Maj. Patrik Liljegard is currently pursuing a Master of Science in Defense Analysis at the Naval Postgraduate School. With 25 years of active-duty service and over 10 global deployments—including missions in Kosovo, Afghanistan, Chad, Congo, Mali, and Iraq—he brings a wealth of operational experience to his studies. He has served in multiple leadership roles, including as commander of an intelligence section, a combat support squadron, and a saber squadron. His academic and professional focus lies in maritime warfare, where he seeks to integrate strategic insight with operational innovation.
Lt. Cmdr. Leutermann was commissioned through the Texas A&M University NROTC program in May 2013 with a Bachelor of Science in Computer Engineering and a minor in Mathematics. He holds a Master of Engineering Management from Old Dominion University, completed Joint Professional Military Education at the Air Force Command and Staff College, and is currently pursuing a Master of Science in Systems Engineering at the Naval Postgraduate School.
At sea, Leutermann served aboard USS OLYMPIA (SSN 717) and PCU DELAWARE (SSN 791) in engineering, weapons, and navigation/operations departments, serving as Ship’s Engineer and Combat Systems Officer. During these tours, he participated in a Dry-Docking Selected Restricted Availability, oversaw new construction and initial reactor criticality testing, completed two Submarine Command Courses, and deployed to both the Eastern and Western Pacific. Following his submarine tours, he transitioned to the Engineering Duty Officer community in 2022, serving as Lead Ship Coordinator for USS HYMAN G. RICKOVER (SSN 795) at Supervisor of Shipbuilding, Groton, Connecticut.
Ashore, Leutermann served as an Associate Professor of Naval Science at Texas A&M University and as an Advanced Tactical Training Instructor at the Naval Submarine School.
Outside of naval service, he is a licensed Professional Engineer in Texas and a Course Director with the Professional Association of Diving Instructors.

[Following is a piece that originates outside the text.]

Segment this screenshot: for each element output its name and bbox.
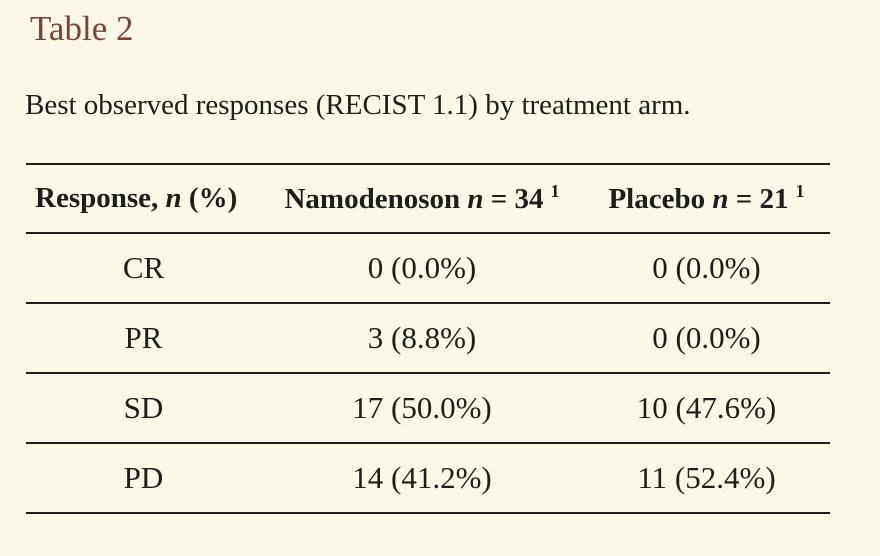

An avid technical rebreather diver, he volunteers as a public safety and swift-water diving instructor and trains veterans to become scuba instructors.
Getting to work on a truly multi-disciplinary project with people from all over the world has been the most rewarding part of the NPS experience. Everyone brings different experiences to the table, and we can actually focus on solving the problem instead of fighting through the usual bureaucratic minefield. That’s rare in our lines of work.
We had a class last semester where the assignment was basically, “here’s an impossible problem, good luck.” After the class ended, we decided to keep going and turn it into our thesis. It was either that, or go back to writing papers no one outside NPS would ever read. This felt like the better option.
The multidisciplinary side isn’t just helpful—it’s essential. You can’t solve cUAS with one field of expertise. Having a mix of engineers, operators, AI folks, and an international team gives us both broader knowledge and access to companies we wouldn’t otherwise reach. It keeps the project grounded in reality rather than theory.
JIFX is where good ideas get stress-tested—and sometimes broken. You can make all the models you want in a classroom, but until you’ve strapped your system into the back of a pickup, powered it off cigarette lighters in 105-degree heat, and watched it shake itself silly on dirt roads, you don’t really know what you’ve got. Industry partnerships save us from reinventing the wheel. We’re tying together proven sensors from DroneShield, Silvus, Mara, Trakka, Dspnor, and others, then fusing their data in new ways. The mix of rough field testing and industry integration keeps us moving fast.
SOF units don’t live in a one-vendor world. On deployment you’ll see a mix of gear from different countries, sometimes brand-new kit, sometimes no kit at all except a credit card. Working with multiple industry partners means we’re building a system that’s modular, brand-agnostic, and export-compliant. That makes it something allies can actually adopt and use together, not a bespoke science project that only works for one flag.
It gives us the essentials we need to keep pushing: high-end GPUs and ruggedized computing to handle real-time fusion, contracted design help when we hit snags, mounting hardware for BOMA, plus the ability to cover travel, emergent repairs, and field fixes. Basically, the stuff you don’t think about until you need it yesterday.
Small drones are cheap, everywhere, and already being used against maritime forces. A passive, AI-enabled system gives SOF teams early warning without blowing their cover or stealing their attention. The autonomous features mean it can replace what normally takes a dedicated Direct Support Element (DSE), while simultaneously not adding more workload or bandwidth demands on the current operators. For the U.S., it closes a widening operational gap. For our allies, it’s exportable and interoperable—something they can field together. And outside the military, the same tech scales to convoy protection, counter-piracy, point defense, or lightweight early-warning gear for small teams who just need to stay hidden.